Monday, January 12, 2015







Day 44 pf


As'd promised I took my blood/glucose at 8 am today and the reading was  7.3  mmol/L. Bloody brilliant.

Not feeling hungry and very tired ( I'd spent half the night in the toilet straining) I didn't eat until I got home at 5 pm. I'd like to digress here for a paragraph or 2.

Whilst waiting at my elder brothers house in Ascot in 1970 for the $20 ticket to fly to Australia he had guests arrive from Sydney, a fairly well known metals recycler and wife and daughter. (My brother was a trader on the London metal exchange.) It was suddenly like having 3 Bazza McKenzies bobbing around and the strine was thick and plentiful. They were very colourful to say the least. When I told the father I was hoping to leave before Christmas he said that he had to tell me the best kept secret before I went. True to his word a few late nights later and with lots of cigars smoked and empty whisky bottles filling up desk paper bins he told me the secret, and I was impressed.

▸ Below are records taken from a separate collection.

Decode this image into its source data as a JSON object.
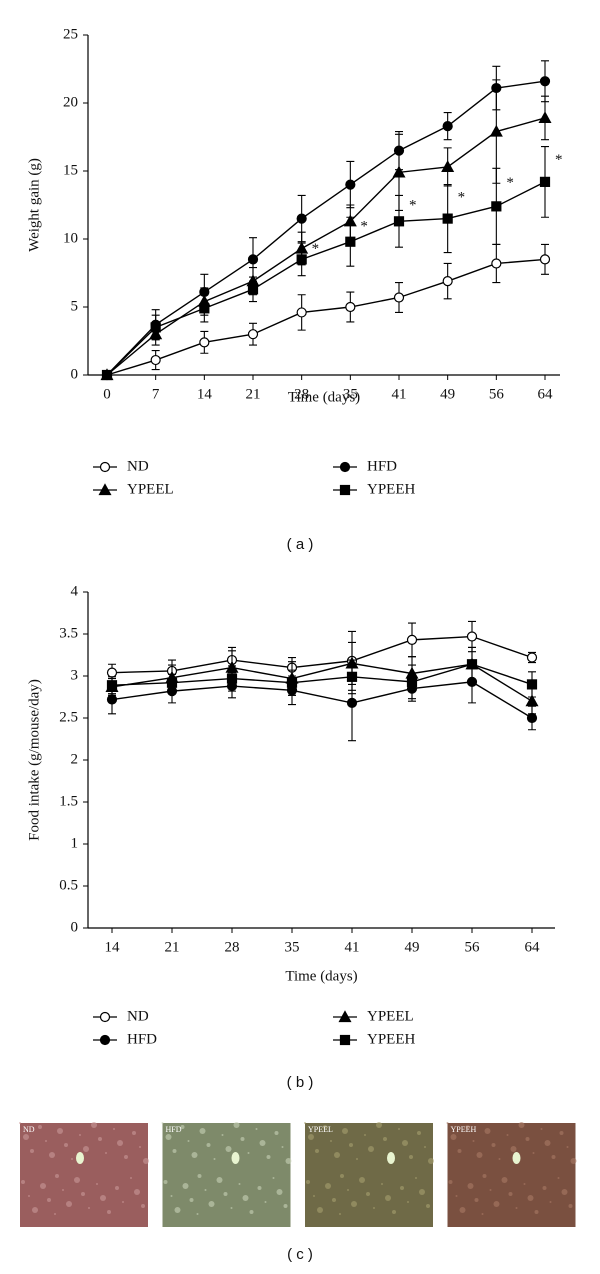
{
  "chart_data": [
    {
      "type": "line",
      "panel_label": "( a )",
      "xlabel": "Time (days)",
      "ylabel": "Weight gain (g)",
      "categories": [
        "0",
        "7",
        "14",
        "21",
        "28",
        "35",
        "41",
        "49",
        "56",
        "64"
      ],
      "ylim": [
        0,
        25
      ],
      "yticks": [
        0,
        5,
        10,
        15,
        20,
        25
      ],
      "series": [
        {
          "name": "ND",
          "color": "#000000",
          "marker": "open-circle",
          "values": [
            0,
            1.1,
            2.4,
            3.0,
            4.6,
            5.0,
            5.7,
            6.9,
            8.2,
            8.5
          ],
          "errors": [
            0,
            0.7,
            0.8,
            0.8,
            1.3,
            1.1,
            1.1,
            1.3,
            1.4,
            1.1
          ]
        },
        {
          "name": "YPEEL",
          "color": "#000000",
          "marker": "triangle",
          "values": [
            0,
            3.0,
            5.4,
            6.9,
            9.3,
            11.3,
            14.9,
            15.3,
            17.9,
            18.9
          ],
          "errors": [
            0,
            0.8,
            1.0,
            1.0,
            1.2,
            1.2,
            2.8,
            1.4,
            3.8,
            1.6
          ]
        },
        {
          "name": "HFD",
          "color": "#000000",
          "marker": "filled-circle",
          "values": [
            0,
            3.7,
            6.1,
            8.5,
            11.5,
            14.0,
            16.5,
            18.3,
            21.1,
            21.6
          ],
          "errors": [
            0,
            1.1,
            1.3,
            1.6,
            1.7,
            1.7,
            1.4,
            1.0,
            1.6,
            1.5
          ]
        },
        {
          "name": "YPEEH",
          "color": "#000000",
          "marker": "square",
          "values": [
            0,
            3.5,
            4.9,
            6.3,
            8.5,
            9.8,
            11.3,
            11.5,
            12.4,
            14.2
          ],
          "errors": [
            0,
            0.9,
            1.0,
            0.9,
            1.2,
            1.8,
            1.9,
            2.5,
            2.8,
            2.6
          ]
        }
      ],
      "annotations": [
        {
          "text": "*",
          "category": 4
        },
        {
          "text": "*",
          "category": 5
        },
        {
          "text": "*",
          "category": 6
        },
        {
          "text": "*",
          "category": 7
        },
        {
          "text": "*",
          "category": 8
        },
        {
          "text": "*",
          "category": 9
        }
      ]
    },
    {
      "type": "line",
      "panel_label": "( b )",
      "xlabel": "Time (days)",
      "ylabel": "Food intake (g/mouse/day)",
      "categories": [
        "14",
        "21",
        "28",
        "35",
        "41",
        "49",
        "56",
        "64"
      ],
      "ylim": [
        0,
        4
      ],
      "yticks": [
        0,
        0.5,
        1,
        1.5,
        2,
        2.5,
        3,
        3.5,
        4
      ],
      "series": [
        {
          "name": "ND",
          "color": "#000000",
          "marker": "open-circle",
          "values": [
            3.04,
            3.06,
            3.19,
            3.1,
            3.18,
            3.43,
            3.47,
            3.22
          ],
          "errors": [
            0.1,
            0.13,
            0.15,
            0.12,
            0.35,
            0.2,
            0.18,
            0.06
          ]
        },
        {
          "name": "HFD",
          "color": "#000000",
          "marker": "filled-circle",
          "values": [
            2.72,
            2.82,
            2.88,
            2.83,
            2.68,
            2.85,
            2.93,
            2.5
          ],
          "errors": [
            0.17,
            0.14,
            0.14,
            0.17,
            0.45,
            0.15,
            0.25,
            0.14
          ]
        },
        {
          "name": "YPEEL",
          "color": "#000000",
          "marker": "triangle",
          "values": [
            2.87,
            2.98,
            3.1,
            2.97,
            3.15,
            3.03,
            3.14,
            2.7
          ],
          "errors": [
            0.1,
            0.15,
            0.2,
            0.2,
            0.25,
            0.2,
            0.2,
            0.15
          ]
        },
        {
          "name": "YPEEH",
          "color": "#000000",
          "marker": "square",
          "values": [
            2.89,
            2.92,
            2.97,
            2.92,
            2.99,
            2.93,
            3.14,
            2.9
          ],
          "errors": [
            0.1,
            0.1,
            0.15,
            0.15,
            0.2,
            0.2,
            0.2,
            0.15
          ]
        }
      ]
    }
  ],
  "panel_c": {
    "panel_label": "( c )",
    "images": [
      "ND",
      "HFD",
      "YPEEL",
      "YPEEH"
    ]
  }
}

"If you've got piles" he said "and everybody does", long pause, "you use your thumb to push them back up again otherwise they'll hurt like buggery" an apt comparison I was sure. I'd long suffered in silence with a small pile. My father had a grape vineyard hanging from his arse and once when visiting me in hospital after I'd had a burst appendix he asked me why was the man in the next bed crying into his pillow and I told him he had had his piles cut off 3 days earlier. He was so upset he left early. I'd knew he'd been thinking about it. Until he died at 63 he was forever boiling underwear.For those with piles you must push them back up, I use my longest finger and cover them in something like 'Proctosedyl cream' and they're usually gone for months. I am forever grateful for learning that secret. No doctor in England ever mentioned it once to me.

After a small meal of eggs and a prawn at 6 pm I checked my BP 99/59 pulse 93. Lowest yet.

Blood /glucose 7.6 , weight down to 92 kg, slight drop. Ketones gone.

I sometimes wonder if British doctors still use the knife or have they finally admitted that the rubber band as used in Australian sheep castration is painless and by far the best method.